In the mid 1970s, he founded the private detective agency Palladino & Sutherland with his wife, Sandra Sutherland. Palladino and Sutherland met in 1972 during the course of an undercover investigation into abuses against the inmates of a New York prison on behalf of the Long Island District Attorney. Over a career spanning more than three decades, he has specialized in the preparation for trial of witnesses and evidence in high profile litigation.
Palladino is best known for his work in the Peoples Temple tragedy, his defense of car maker John DeLorean, and for the Bill Clinton presidential election committee, the tobacco industry whistleblower Jeffrey Wigand, singer Courtney Love, and musician R. Kelly.
While still in law school (at UC Berkeley), he was hired by the family of Patty Hearst to assist in the matter of her 1974 kidnapping by the Symbionese Liberation Army (SLA).
Palladino spent seven years investigating the Peoples Temple tragedy, in which more than 900 members of a religious cult died in Guyana in 1979. His interviews with surviving members of the cult and their families is now part of the definitive history of that event.
In 1982, John DeLorean — a former GM executive associated with the development of cars such as the Pontiac GTO — was charged with engaging in a cocaine trafficking deal in order to finance his struggling independent sports car company. Palladino & Sutherland interviewed more than two hundred witnesses in a defense which convinced the jury to acquit DeLorean based on entrapment by government agents.
Palladino is perhaps best known for being hired by the Bill Clinton presidential election committee to challenge a smear campaign intended to deny Clinton the Democratic nomination. Palladino’s work included discrediting women with whom Clinton supposedly had been intimate, according to Newsweek magazine. The Clinton election committee reportedly paid Palladino over $100,000 over several years to "investigate" two dozen women in a "damage control inquiry."

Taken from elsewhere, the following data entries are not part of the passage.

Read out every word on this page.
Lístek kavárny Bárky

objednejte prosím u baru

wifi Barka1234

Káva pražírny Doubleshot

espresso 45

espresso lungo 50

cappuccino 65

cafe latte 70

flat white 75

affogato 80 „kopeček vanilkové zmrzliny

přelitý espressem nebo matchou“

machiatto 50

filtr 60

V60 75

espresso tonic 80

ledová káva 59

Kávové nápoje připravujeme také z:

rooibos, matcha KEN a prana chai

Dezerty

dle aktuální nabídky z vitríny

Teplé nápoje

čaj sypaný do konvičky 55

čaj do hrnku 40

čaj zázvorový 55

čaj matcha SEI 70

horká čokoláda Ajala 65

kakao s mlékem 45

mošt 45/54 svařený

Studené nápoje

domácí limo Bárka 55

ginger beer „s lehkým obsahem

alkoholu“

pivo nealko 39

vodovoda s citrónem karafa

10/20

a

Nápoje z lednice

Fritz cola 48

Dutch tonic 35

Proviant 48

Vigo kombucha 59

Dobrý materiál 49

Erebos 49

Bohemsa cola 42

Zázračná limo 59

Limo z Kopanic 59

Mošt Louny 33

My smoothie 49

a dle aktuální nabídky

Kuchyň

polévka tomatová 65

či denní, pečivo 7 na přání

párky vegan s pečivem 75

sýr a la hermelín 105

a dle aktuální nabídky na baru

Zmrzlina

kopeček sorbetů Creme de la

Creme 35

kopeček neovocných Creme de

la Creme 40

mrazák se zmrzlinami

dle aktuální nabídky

Michael Isikoff claimed the Clinton campaign used deception regarding the payments. He says the payouts came from campaign funds, but were listed as legal fees paid to a Denver law firm rather than payments to Palladino. He further claimed that Clinton's chief of staff Betsy Wright later told him the funds were for "controlling Bimbo eruptions"[1]

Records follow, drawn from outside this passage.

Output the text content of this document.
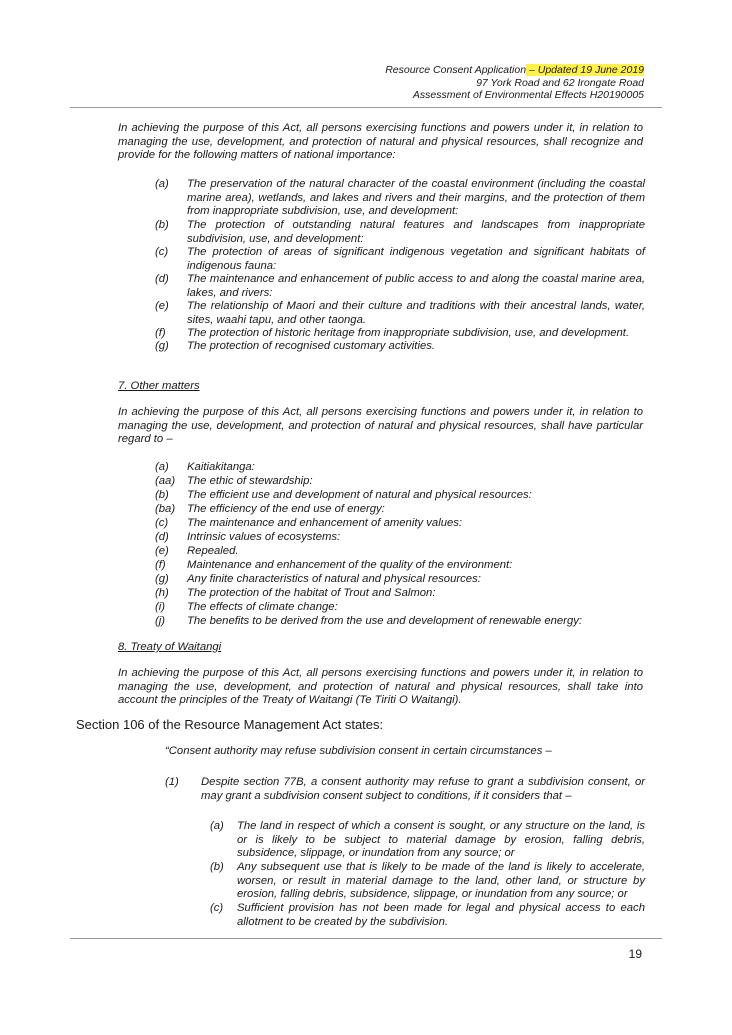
Resource Consent Application – Updated 19 June 2019
97 York Road and 62 Irongate Road
Assessment of Environmental Effects H20190005
In achieving the purpose of this Act, all persons exercising functions and powers under it, in relation to managing the use, development, and protection of natural and physical resources, shall recognize and provide for the following matters of national importance:
(a) The preservation of the natural character of the coastal environment (including the coastal marine area), wetlands, and lakes and rivers and their margins, and the protection of them from inappropriate subdivision, use, and development:
(b) The protection of outstanding natural features and landscapes from inappropriate subdivision, use, and development:
(c) The protection of areas of significant indigenous vegetation and significant habitats of indigenous fauna:
(d) The maintenance and enhancement of public access to and along the coastal marine area, lakes, and rivers:
(e) The relationship of Maori and their culture and traditions with their ancestral lands, water, sites, waahi tapu, and other taonga.
(f) The protection of historic heritage from inappropriate subdivision, use, and development.
(g) The protection of recognised customary activities.
7. Other matters
In achieving the purpose of this Act, all persons exercising functions and powers under it, in relation to managing the use, development, and protection of natural and physical resources, shall have particular regard to –
(a) Kaitiakitanga:
(aa) The ethic of stewardship:
(b) The efficient use and development of natural and physical resources:
(ba) The efficiency of the end use of energy:
(c) The maintenance and enhancement of amenity values:
(d) Intrinsic values of ecosystems:
(e) Repealed.
(f) Maintenance and enhancement of the quality of the environment:
(g) Any finite characteristics of natural and physical resources:
(h) The protection of the habitat of Trout and Salmon:
(i) The effects of climate change:
(j) The benefits to be derived from the use and development of renewable energy:
8. Treaty of Waitangi
In achieving the purpose of this Act, all persons exercising functions and powers under it, in relation to managing the use, development, and protection of natural and physical resources, shall take into account the principles of the Treaty of Waitangi (Te Tiriti O Waitangi).
Section 106 of the Resource Management Act states:
“Consent authority may refuse subdivision consent in certain circumstances –
(1) Despite section 77B, a consent authority may refuse to grant a subdivision consent, or may grant a subdivision consent subject to conditions, if it considers that –
(a) The land in respect of which a consent is sought, or any structure on the land, is or is likely to be subject to material damage by erosion, falling debris, subsidence, slippage, or inundation from any source; or
(b) Any subsequent use that is likely to be made of the land is likely to accelerate, worsen, or result in material damage to the land, other land, or structure by erosion, falling debris, subsidence, slippage, or inundation from any source; or
(c) Sufficient provision has not been made for legal and physical access to each allotment to be created by the subdivision.
19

Palladino also was employed by singer Courtney Love to challenge journalists writing about allegations of her involvement in the 1994 death of her husband, singer Kurt Cobain.

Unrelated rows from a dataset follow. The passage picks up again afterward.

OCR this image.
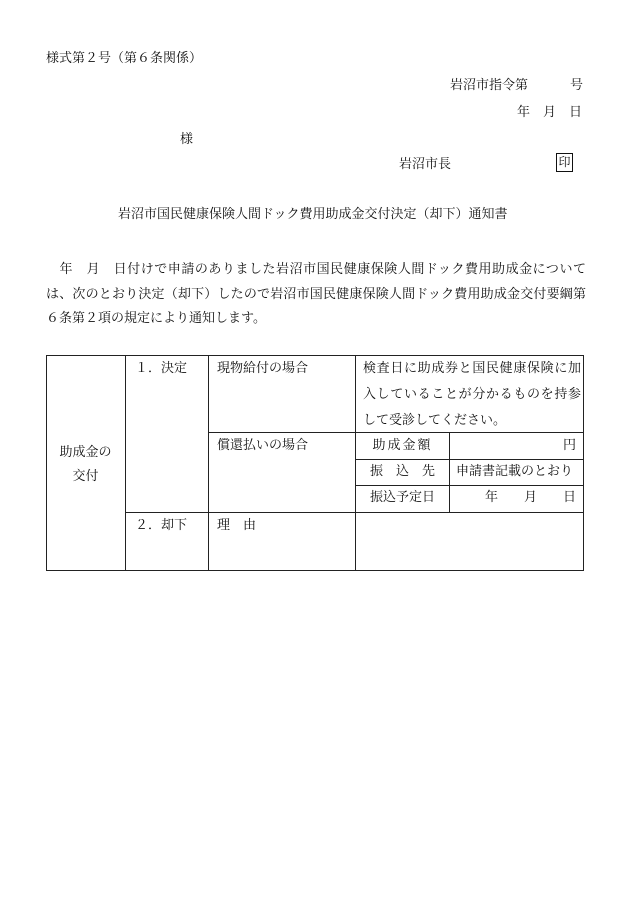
様式第２号（第６条関係）
岩沼市指令第	号
年　月　日
様
岩沼市長	印
岩沼市国民健康保険人間ドック費用助成金交付決定（却下）通知書

　年　月　日付けで申請のありました岩沼市国民健康保険人間ドック費用助成金については、次のとおり決定（却下）したので岩沼市国民健康保険人間ドック費用助成金交付要綱第６条第２項の規定により通知します。

助成金の
交付
１．決定 現物給付の場合	検査日に助成券と国民健康保険に加入していることが分かるものを持参して受診してください。
償還払いの場合	助成金額	円
振　込　先	申請書記載のとおり
振込予定日	年　　月　　日
２．却下 理　由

When former tobacco executive Jeffrey Wigand began cooperating with 60 Minutes on insider revelations of tobacco company manipulations designed to increase smoker addiction, the industry launched a million dollar public relations campaign to discredit him. Palladino engaged in a counter-investigation that turned the spotlight onto this smear campaign and preserved Wigand’s credibility as an expert witness in a lawsuit that subsequently resulted in a more than two hundred billion dollar settlement, in the first successful litigation against Big Tobacco. This effort is chronicled in Marie Brenner’s May 1996 Vanity Fair article “The Man Who Knew Too Much”[2] and in the 1999 Michael Mann film The Insider in which Palladino plays himself, and actress Megan Odebash played Sandra Sutherland.
In 2002, singer, songwriter, and record producer R. Kelly was charged with videotaping himself having sex with an underage teenage girl. An investigation by Palladino that lasted six years culminated in Palladino’s testimony at trial challenging the principal prosecution witness, and the acquittal of Kelly in less than a day.
In April 2009, Australian businessman Peter Holmes à Court admitted in the NSW Supreme Court that the Hollywood actor Russell Crowe had hired Palladino & Sutherland to investigate opposition to the planned takeover of the South Sydney Rabbitohs.[3] Crowe had first gotten to know Palladino and his Australian wife and partner, Sandra Sutherland, when all three worked on the film The Insider.
Note: Palladino is often confused with Anthony Pellicano, a Los Angeles-based private investigator whose client list is similarly composed of celebrities.